Eine weitere Möglichkeit zur diskursiven Verortung von Wissen ist die Übernahme der sozialen Rolle eines Fürsprechenden („spokesperson“) bzw. der eines organischen Intellektuellen („organic intellectual“) durch die Akteur*innen (vgl. Pels 1996: 75). Ein Problem dabei sieht Pels darin, dass Personen erst zu Sprecher*innen für marginalisierte Gruppen werden müssen, um deren epistemisch vorteilhafte Perspektive akademisch zu vermitteln oder zu zentrieren (vgl. Pels 1996: 77). Dadurch wird der Unterschied zwischen den Repräsentierenden und den Repräsentierten durch Identifikation und Idealisierung mit letzteren ausgeblendet.

„In this fashion, marginal intellectuals create a false shadow of themselves, an ontological double which enables them to align their critical claims with a broader historical force and a more compelling sociological reality than their own“ (Pels 1996: 78).

4.2 Idealisierung des epistemologischen Subjekts

Pels weist auf „liebevolle“ Identifikationen dieser Art mit den epistemologischen Subjekten und deren Standpunkt in Hill Collins Werken hin (vgl. Pels 1996: 81), in denen sie seiner Meinung nach einen Standpunkt von und für Schwarze/n Frauen einnimmt und sie dadurch intellektualisiert. Seine Kritik stützt er auf die These, dass die Standpunkte der Untergeordneten nie eine unvermittelte Sicht ermöglichen, sondern vielmehr „bewegliche“ Standpunkte als Analysekategorien benötigt werden, und darauf, dass eine allzu starke Rollenübernahme der Entmächtigten durch Intellektuelle gewisse Risiken birgt (vgl. Pels 1996: 84).
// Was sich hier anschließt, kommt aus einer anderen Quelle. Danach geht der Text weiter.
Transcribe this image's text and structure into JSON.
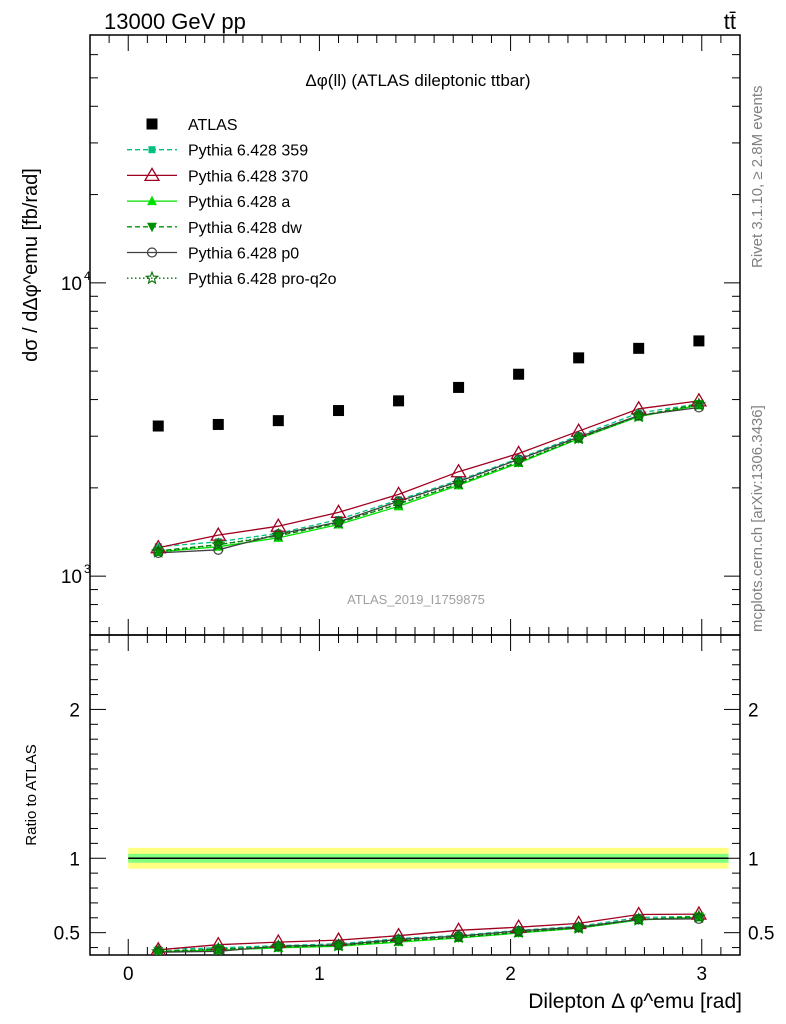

Er hält es ebenso für erforderlich, dass diese (Für-)Sprecher*innenschafft von intellektuellen Eliten als Gruppen mit einer aufmerksamkeitslenkenden Sonderstellung stärker durch diese reflektiert wird. Wenn sich das epistemologische Subjekt („the outsider within“) nun theoretisch gleichzeitig an mehreren sozialen Standpunkten befindet („third position“), argumentiert Pels, verliert es seine partikulare Subjektivität zugunsten eines transzendenten Deutungsanspruches als vermittelte Analysekategorie (vgl. Pels 1996: 91).

5. Fragen und Diskussion

  1. Welchen Einfluss haben die soziodemografische Beschaffenheit einer Interpretationsgemeinschaft und ihre epistemischen Maßstäbe auf ihre eigene kritische Untersuchung?
  2. Können Intellektuelle in homogenen Interpretationsgemeinschaften angemessen die anderen Standpunkte von Unterdrückten verstehen, ohne dass sie dieselbe Unterdrückung erfahren haben?
  3. Seht ihr Gefahren für die Wissensgenerierung, wenn intellektuelle Gruppen über die Standpunkte unterdrückter Gruppen schreiben?
  4. Wer hat die Möglichkeit, epistemischen Widerstand zu leisten?
  5. Kann die epistemische Macht methodologisch derart eingeschränkt werden, dass demokratische Forschung möglich wird und akademische Wissensformen dekolonisiert werden?